3. Jayson proving his Werth
Referring to the Nats' newfound division deficit, Werth told Yahoo! Sports last week, "It's easier to chase than to be chased." The trouble with Washington's chase is that it's heavily tied to an outfielder who has had shoulder surgery and two small wrist fractures in the last eight months. On its own, either of those medical issues can sap your slugging percentage. Combining them and Werth's age (36) makes a late-season surge all the more difficult.
But Werth has told reporters that he feels physically fine since his recent return from the wrist woes, and, true to form, he's been grinding out longish at-bats (4.29 pitches per plate appearance). But with less than 100 plate appearances to his name since that return, you could say he's still in a sort-of Spring Training evaluative state, which is obviously not ideal for a club in a pennant push. Matt Williams, who has come under increased scrutiny in this stretch, had little choice but to bench Werth for one game in San Francisco and to move him down in the order, but -- again, because of the Span injury -- the outfield options aren't extraordinary, and it's not as if the Nationals are overloaded with candidates to hit in the No. 5 spot of the lineup these days.
Bottom line is that the Nats aren't going to surge back up the standings without Werth's timing and power coming back.
4. Middle-infield production
Even Harper had trouble fathoming how far Ian Desmond hit a solo shot off the Giants' Jake Peavy on Friday.
That might have been the most encouraging swing of this lost season for Desmond, and his August stat line (16-for-54 with four homers, two doubles and five walks) could be an indication that he's going to make the most of these waning weeks before free agency.
Of course, Desmond has had other "encouraging" signs that proved not to have staying power here in 2015, so the Nationals can't be afraid to test out other options if things go south again. That could mean more of Danny Espinosa down the stretch, and we can't totally rule out the possibility of Trea Turner being added to the 40-man roster and getting a September look.

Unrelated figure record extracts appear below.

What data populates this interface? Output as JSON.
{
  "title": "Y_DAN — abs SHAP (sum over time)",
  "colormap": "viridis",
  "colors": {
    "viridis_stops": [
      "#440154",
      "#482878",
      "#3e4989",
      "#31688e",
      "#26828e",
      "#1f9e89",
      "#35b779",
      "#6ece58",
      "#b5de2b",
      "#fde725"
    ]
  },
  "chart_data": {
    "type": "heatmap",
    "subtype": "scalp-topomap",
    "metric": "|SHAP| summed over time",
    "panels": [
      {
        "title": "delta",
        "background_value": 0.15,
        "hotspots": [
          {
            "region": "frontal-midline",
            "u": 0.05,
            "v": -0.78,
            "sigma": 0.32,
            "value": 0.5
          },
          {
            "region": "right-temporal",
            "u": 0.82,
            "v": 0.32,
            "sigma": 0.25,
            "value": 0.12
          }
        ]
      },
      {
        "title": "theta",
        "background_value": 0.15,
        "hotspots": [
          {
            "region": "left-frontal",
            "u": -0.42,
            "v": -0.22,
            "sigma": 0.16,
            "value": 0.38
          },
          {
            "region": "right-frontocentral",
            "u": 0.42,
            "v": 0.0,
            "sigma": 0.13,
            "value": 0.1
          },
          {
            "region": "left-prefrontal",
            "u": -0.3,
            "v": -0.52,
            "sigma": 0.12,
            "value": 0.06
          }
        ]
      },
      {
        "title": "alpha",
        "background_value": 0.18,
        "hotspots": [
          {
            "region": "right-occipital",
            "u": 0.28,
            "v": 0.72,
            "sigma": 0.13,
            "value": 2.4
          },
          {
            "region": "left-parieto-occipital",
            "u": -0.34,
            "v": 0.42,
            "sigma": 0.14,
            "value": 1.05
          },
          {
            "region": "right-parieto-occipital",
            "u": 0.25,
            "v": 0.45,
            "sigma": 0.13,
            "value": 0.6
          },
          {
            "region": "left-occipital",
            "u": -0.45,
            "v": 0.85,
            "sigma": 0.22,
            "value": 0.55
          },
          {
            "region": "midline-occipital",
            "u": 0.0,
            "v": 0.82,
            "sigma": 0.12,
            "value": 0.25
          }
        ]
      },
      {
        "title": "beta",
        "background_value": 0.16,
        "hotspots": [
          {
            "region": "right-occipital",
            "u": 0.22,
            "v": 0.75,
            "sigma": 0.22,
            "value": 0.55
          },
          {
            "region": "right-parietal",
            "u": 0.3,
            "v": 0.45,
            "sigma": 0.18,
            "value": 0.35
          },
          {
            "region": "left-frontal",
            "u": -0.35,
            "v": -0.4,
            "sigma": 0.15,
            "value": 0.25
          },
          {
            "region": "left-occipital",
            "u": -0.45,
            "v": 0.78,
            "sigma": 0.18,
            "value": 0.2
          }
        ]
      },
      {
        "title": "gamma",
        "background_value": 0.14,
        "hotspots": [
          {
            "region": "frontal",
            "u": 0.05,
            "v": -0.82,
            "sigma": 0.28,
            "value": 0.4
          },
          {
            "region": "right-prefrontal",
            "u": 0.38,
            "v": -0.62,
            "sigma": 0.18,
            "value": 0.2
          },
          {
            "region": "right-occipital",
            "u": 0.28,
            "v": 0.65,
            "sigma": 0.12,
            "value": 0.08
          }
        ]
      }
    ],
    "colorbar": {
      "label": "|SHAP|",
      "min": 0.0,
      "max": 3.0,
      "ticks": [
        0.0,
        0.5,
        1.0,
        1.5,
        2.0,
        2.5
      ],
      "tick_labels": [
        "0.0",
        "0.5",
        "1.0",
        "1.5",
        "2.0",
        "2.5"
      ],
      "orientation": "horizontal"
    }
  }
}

But for the Nats to be at their absolute best, Desmond and second baseman Rendon have to step up.
For Rendon, the encouraging signs have been even fewer and further between since his second activation from the DL this season, on July 25. He's got a sub-.600 OPS in that span and here, too, is another reason why Espinosa might receive more starts down the stretch. Rendon hasn't been generating as much hard contact as he did in his breakout 2014, and it could very well be that the knee, oblique and quadriceps issues he's dealt with have all conspired to sap his strength and/or alter his swing. I would worry about Rendon, if the native Texan didn't tell reporters last week, "Y'all worry about y'all selves."
5. Harper's health
The would-be NL MVP Award winner fouled a ball off his left leg Saturday and had to leave the game. Thankfully, X-rays were negative, and Harper was right back in the lineup Sunday.
Harper had his playing time greatly compromised by injuries each of the last two years, so this has been viewed as an important year for him to prove his durability. He battled through lower-body issues earlier this summer, but he's thus far avoided the DL and had an absolute monster of a year at the plate.
Somehow, the major injury epidemic that has pervaded the Nationals' clubhouse has missed Harper, and hopefully that's the case down the stretch.
Because if Harper goes down, you can pretty much dismiss any hope of the Nats climbing back.